Mercado ilegal, debate político e perspectivas
Apesar dos avanços, o mercado ilegal permanece um desafio central. Centenas de plataformas não licenciadas continuavam ativas na abertura do mercado, e a SPA implementou bloqueios de sites e restrições de pagamento desde o início. Para Seckelmann, "a fiscalização contra operadores não licenciados ainda está em fase de consolidação, mas já houve progressos relevantes, especialmente no uso de medidas como o bloqueio rápido de domínios e restrições de pagamento". O ambiente político também trouxe incertezas: em março de 2025, o próprio presidente Lula declarou publicamente que deseja proibir novamente os cassinos digitais, afirmando que "é o dinheiro para comida, aluguel, escola dos filhos que desaparece na tela do celular". Em abril, o deputado Pedro Uczai, do Partido dos Trabalhadores, apresentou o PL-1808/2026 pedindo a proibição nacional de todos os jogos de azar online.
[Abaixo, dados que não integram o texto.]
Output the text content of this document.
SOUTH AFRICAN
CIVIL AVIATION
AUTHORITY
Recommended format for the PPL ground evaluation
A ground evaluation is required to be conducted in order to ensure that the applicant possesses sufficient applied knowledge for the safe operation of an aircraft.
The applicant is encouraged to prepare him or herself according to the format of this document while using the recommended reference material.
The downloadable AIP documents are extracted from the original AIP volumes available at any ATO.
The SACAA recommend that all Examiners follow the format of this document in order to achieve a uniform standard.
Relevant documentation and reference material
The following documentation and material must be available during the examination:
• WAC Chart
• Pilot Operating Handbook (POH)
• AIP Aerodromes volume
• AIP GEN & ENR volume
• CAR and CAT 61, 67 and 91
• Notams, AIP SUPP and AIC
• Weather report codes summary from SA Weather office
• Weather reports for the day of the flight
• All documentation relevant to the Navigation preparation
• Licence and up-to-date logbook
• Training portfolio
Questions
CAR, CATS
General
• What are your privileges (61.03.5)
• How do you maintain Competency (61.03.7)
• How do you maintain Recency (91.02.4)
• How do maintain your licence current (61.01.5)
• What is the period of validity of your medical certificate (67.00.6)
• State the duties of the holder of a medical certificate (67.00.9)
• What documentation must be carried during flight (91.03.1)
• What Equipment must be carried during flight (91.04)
O paradoxo, contudo, é difícil de ignorar: o mesmo governo que cogita a proibição arrecadou R$ 9,9 bilhões (cerca de US$ 1,96 bilhão) em impostos relacionados a jogos de azar em 2025. Analistas e especialistas consideram mais provável, no curto prazo, uma regulamentação mais restritiva — com restrições adicionais à publicidade, limites de apostas e ampliação da proibição a beneficiários de programas sociais — do que uma reversão total. Em maio, uma medida provisória que instituiu o "Novo Desenrola Brasil" já estabeleceu proibição de 12 meses para apostas online a quem aderir ao programa de refinanciamento de dívidas. Com eleições gerais marcadas para outubro de 2026, o setor vive um momento de incerteza, mas também de consolidação: passado o entusiasmo inicial, operadores e fornecedores convergem para a visão de que o sucesso do mercado regulamentado dependerá da capacidade de oferecer uma experiência superior à do mercado ilegal — e de provar, na prática, que regulamentação significa mais proteção para o jogador.